1980年に大ヒットした都はるみの「大阪しぐれ」(作詞・吉岡治、作曲・市川昭介、編曲・斉藤恒夫)に痛く感動した大川は、作詞を吉岡治に直接依頼し、できあがったのが「さざんかの宿」だった。デビューから13年が経ち、残念ながら1978年7月に亡くなった師匠の古賀には晴れ姿を見せることができなかった。ザ・ベストテンの番組内では、故郷の大川市が家具の街で、実家も家具屋を営み子供の頃よく手伝いをしていたことから、箪笥を担いで歌ったことが今でも伝説になっている。
他人の妻とは知りながら惹かれあう男女の悲恋を歌った「さざんかの宿」は累計180万枚の売り上げを記録し、1983年のNHK紅白歌合戦に初出場を果たし、第25回日本レコード大賞では、ロングセラー賞を受賞している。
注目したのは、大川が惚れ込んだ作詞家の吉岡治である。演歌に詳しい方ならお馴染みの作詞家だろうが、演歌からポップス、童謡からアニメソングまで、たくさんのジャンルでヒット曲を遺した音楽家である。
吉岡は昭和9年、山口県生まれ。早くに母を亡くし、父と炭鉱町を渡り歩く貧しい少年時代を送ったが、父も16歳で他界。吉岡の寂しさを癒してくれたのが歌だった。詩人のサトウハチローの門下生になり、28歳の時、童謡「おもちゃのチャチャチャ」がヒット、「あわてんぼうのサンタクロース」も吉岡の作品だ。その後、流行歌に転じ、美空ひばりとジャッキー吉川とブルー・コメッツの「真赤な太陽」(67年)は、演歌の女王をポップスへ導いた。千賀かほるの「真夜中のギター」もヒット、しかし吉岡は人生の哀愁や人情、日本人の「心」を表現する演歌にこだわった。なかなかヒット曲に恵まれず、開花したのが都はるみの「大阪しぐれ」だった。本曲では、日本作詞大賞を受賞している。

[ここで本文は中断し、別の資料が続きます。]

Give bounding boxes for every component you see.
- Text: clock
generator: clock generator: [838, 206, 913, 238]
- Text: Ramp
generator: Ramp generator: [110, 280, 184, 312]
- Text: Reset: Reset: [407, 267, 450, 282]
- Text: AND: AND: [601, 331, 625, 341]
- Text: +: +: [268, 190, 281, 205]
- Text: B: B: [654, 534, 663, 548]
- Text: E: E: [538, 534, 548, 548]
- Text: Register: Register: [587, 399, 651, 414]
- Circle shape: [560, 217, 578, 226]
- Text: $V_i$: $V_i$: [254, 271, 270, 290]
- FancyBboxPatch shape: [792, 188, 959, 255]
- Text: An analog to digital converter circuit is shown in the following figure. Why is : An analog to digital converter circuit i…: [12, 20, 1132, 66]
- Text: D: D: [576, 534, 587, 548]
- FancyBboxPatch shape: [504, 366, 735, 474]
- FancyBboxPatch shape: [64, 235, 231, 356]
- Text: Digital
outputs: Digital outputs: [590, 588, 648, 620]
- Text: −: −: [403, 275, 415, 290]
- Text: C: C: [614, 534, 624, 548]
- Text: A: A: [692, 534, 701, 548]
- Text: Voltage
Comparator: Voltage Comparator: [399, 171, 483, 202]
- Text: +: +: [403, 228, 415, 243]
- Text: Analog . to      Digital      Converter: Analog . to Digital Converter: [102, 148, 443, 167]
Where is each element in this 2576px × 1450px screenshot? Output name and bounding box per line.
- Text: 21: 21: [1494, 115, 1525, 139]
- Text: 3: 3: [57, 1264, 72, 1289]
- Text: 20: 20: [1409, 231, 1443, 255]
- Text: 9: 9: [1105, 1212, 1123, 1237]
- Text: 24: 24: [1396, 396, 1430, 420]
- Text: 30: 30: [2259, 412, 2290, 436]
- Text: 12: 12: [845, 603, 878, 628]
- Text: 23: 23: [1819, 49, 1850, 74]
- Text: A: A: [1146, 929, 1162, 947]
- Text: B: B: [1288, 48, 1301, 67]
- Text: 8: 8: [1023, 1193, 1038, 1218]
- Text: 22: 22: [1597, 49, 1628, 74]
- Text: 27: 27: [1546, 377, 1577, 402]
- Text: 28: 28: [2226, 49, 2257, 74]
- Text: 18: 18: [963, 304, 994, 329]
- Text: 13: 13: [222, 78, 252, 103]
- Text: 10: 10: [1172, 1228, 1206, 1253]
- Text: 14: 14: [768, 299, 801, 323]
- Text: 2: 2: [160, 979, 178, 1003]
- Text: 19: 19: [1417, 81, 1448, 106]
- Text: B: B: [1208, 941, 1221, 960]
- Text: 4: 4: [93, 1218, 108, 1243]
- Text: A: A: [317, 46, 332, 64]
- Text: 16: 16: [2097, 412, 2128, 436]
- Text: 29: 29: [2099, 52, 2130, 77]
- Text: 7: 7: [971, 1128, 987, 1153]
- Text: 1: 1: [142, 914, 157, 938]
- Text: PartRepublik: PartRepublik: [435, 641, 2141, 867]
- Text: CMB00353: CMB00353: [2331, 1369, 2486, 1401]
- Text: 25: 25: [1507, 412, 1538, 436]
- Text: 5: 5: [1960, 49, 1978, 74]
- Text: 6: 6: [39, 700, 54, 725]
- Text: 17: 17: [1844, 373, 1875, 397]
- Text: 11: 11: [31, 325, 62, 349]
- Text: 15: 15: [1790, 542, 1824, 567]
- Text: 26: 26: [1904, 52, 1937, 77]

「行間の詩人」と異名を取るその作品は、歌詞の行間に思いが込められている。盟友の作曲家・弦哲也と天城の宿に籠って生み出した石川さゆりの「天城越え」をはじめ、「波止場時雨」「夫婦善哉」、五木ひろし「細雪」、瀬川瑛子「命くれない」、内田あかり「好色一代女」など、あげればキリがないが、人気アニメ『キャプテン翼』の「燃えてヒーロー」、「冬のライオン」、「明日に向かってシュート」などの作詞も手掛けているのが興味深い。
吉岡の演歌は、女性の抑えきれない深い愛憎や執着を詞にしたものが多い。「さざんかの宿」は、男性からの許されぬ恋慕を歌っているが、吉岡の行間に込めた思いを大川の丁寧な歌唱で、許されぬ愛が美しい「純愛」に化している。たぶん、父にはこんな経験はなかっただろうが、白い雪を被った真っ赤なさざんかの花を思い浮かべながら、「さざんかの宿」の世界にどっぷり浸かってマイクを握りしめていたのだろう。瞼を閉じてうっすら涙を伝わせ、歌っていた父の姿がよみがえってきた。
「大川栄策さん、いい歌を遺してくれてありがとう」と、一言伝えたくなった。